"Deal with the great while it is still small" - Tao te Ching
Dormant Pull Requests
The Mrgr dashboard has a new tab that tracks dormant pull requests. Quickly addressing items that end up on this list can drastically improve your team's velocity for the simple reason that it's easy to solve smaller problems than bigger ones. Today we'll outline the background for this important new feature.
Why does dormancy matter?
If your team is hacking on a PR, adding comments and addressing feedback, you can probably disregard that PR. Things are under control. However, if activity suddenly stops, you have the first indicators of a big problem and should intervene immediately. The risks of a quiescent pull request include:
- engineers losing context
- other PRs going in, necessitating a rebase and possible merge conflict resolution
- dependent PRs becoming blocked
- discovering a corner case or poor implementation which calls the requirements into question
The longer it sits, the worse these risks become. Every seasoned engineer has suffered the pain of stale pull requests that drag on and don't get merged. Resolving the underlying issue of a stale PR usually requires more thorough intervention, such as looping in other team members, a product manager, etc. Mrgr currently highlights the staleness of a PR by reddening the Opened timestamp on its card.

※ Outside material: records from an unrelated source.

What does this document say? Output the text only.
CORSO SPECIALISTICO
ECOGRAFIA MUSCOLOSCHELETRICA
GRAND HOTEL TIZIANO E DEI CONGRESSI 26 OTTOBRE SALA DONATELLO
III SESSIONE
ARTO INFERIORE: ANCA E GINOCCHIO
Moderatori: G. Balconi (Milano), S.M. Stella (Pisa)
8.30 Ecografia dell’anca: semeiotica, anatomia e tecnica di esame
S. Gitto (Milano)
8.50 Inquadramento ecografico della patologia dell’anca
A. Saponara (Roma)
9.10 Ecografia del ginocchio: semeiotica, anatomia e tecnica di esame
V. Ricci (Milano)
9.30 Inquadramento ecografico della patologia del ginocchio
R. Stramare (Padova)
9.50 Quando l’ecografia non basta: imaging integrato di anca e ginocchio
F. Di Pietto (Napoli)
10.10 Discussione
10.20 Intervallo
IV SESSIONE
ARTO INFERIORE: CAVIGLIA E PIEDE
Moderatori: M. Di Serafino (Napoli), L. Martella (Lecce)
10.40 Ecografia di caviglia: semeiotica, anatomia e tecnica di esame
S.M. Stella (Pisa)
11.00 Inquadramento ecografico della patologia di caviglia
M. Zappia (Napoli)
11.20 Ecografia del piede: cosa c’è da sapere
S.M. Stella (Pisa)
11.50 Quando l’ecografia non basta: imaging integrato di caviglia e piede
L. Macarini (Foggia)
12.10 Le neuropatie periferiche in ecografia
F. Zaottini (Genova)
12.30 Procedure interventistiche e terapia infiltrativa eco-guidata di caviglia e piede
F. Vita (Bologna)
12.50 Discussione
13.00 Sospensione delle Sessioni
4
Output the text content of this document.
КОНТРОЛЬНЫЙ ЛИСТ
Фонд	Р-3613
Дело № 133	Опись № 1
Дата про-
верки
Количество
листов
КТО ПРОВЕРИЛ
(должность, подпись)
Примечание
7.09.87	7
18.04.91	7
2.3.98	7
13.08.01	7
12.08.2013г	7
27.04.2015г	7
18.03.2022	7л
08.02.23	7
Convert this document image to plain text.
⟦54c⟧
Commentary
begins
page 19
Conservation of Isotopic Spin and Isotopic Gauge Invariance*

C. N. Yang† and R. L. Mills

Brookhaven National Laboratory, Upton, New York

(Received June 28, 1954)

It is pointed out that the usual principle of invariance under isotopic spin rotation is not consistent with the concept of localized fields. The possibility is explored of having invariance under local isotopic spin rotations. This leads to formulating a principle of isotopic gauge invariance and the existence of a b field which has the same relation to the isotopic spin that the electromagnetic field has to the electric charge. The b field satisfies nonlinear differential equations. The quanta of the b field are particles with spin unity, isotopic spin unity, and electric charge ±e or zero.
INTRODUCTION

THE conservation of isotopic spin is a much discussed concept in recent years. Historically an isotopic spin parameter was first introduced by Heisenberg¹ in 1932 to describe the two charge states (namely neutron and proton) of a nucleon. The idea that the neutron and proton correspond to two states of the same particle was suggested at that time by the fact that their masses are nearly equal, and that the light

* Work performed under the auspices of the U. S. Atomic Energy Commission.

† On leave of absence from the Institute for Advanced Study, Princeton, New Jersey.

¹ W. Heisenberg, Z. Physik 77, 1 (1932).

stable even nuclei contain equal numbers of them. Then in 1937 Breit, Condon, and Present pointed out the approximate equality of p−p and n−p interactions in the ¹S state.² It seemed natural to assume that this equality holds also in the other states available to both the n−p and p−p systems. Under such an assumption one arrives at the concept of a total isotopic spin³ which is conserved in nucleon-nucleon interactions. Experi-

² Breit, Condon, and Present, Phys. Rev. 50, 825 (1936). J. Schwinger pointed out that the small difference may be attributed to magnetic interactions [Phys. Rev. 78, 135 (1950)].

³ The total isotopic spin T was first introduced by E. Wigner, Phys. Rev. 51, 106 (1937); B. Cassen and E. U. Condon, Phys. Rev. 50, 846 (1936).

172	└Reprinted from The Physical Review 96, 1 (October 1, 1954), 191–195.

The good news is that a dormant PR is salvageable. Because it hasn't been sitting that long, it's relatively easy to revive and get merged. This is why Mrgr calls out dormant PRs - to stop problems before they start.
What makes a PR dormant?
A dormant PR is one that has had no activity in the last 24 hours. A PR may remain dormant for up to 48 hours (t+72 hours from the last moment of activity), after which it's considered stale and removed from the dormant tab. Both dormant and stale PRs show up normally on all our other tabs.
Posting a comment, pushing a commit, and leaving an approving review all count as activity; any of these will either stave off dormancy or revive a dormant pull request. Such activity is captured in the Recent Activity sparkline on our PR cards.
We do not count weekends towards the dormancy timer. A PR opened on Friday will not be considered dormant on Saturday, but rather on the following Monday, giving you and your team 24 working hours to review it, comment on it, etc. That way you won't come back to work with a bunch of needless alarms going off.
The goal of identifying dormancy is to nip staleness in the bud. By focusing on the problem while the problem is still small, it's easier to prevent it from becoming a big problem. That's why tracking and unblocking dormant PRs will significantly improve your throughput.
Bonus Feature! Additional Filtering
But wait, there's more! Custom dashboards have two new filtering options: draft status and requested reviewers.
Draft PRs are excluded from our other tabs to keep your focus on what's actively ready for review. If your team uses draft PRs to bat ideas around you can now keep an eye on that activity. Note that draft PRs do not trigger High Impact File alert emails.
Filtering PRs by reviewer is a great way to keep track of which pull requests have been assigned to you. In fact, when you create a Mrgr account we automatically create a custom tab to track PRs where your review has been requested! Fun and easy.
It's possible to build these queries into Github's PR filtering mechanism of course, but isn't it easier to use our dropdowns?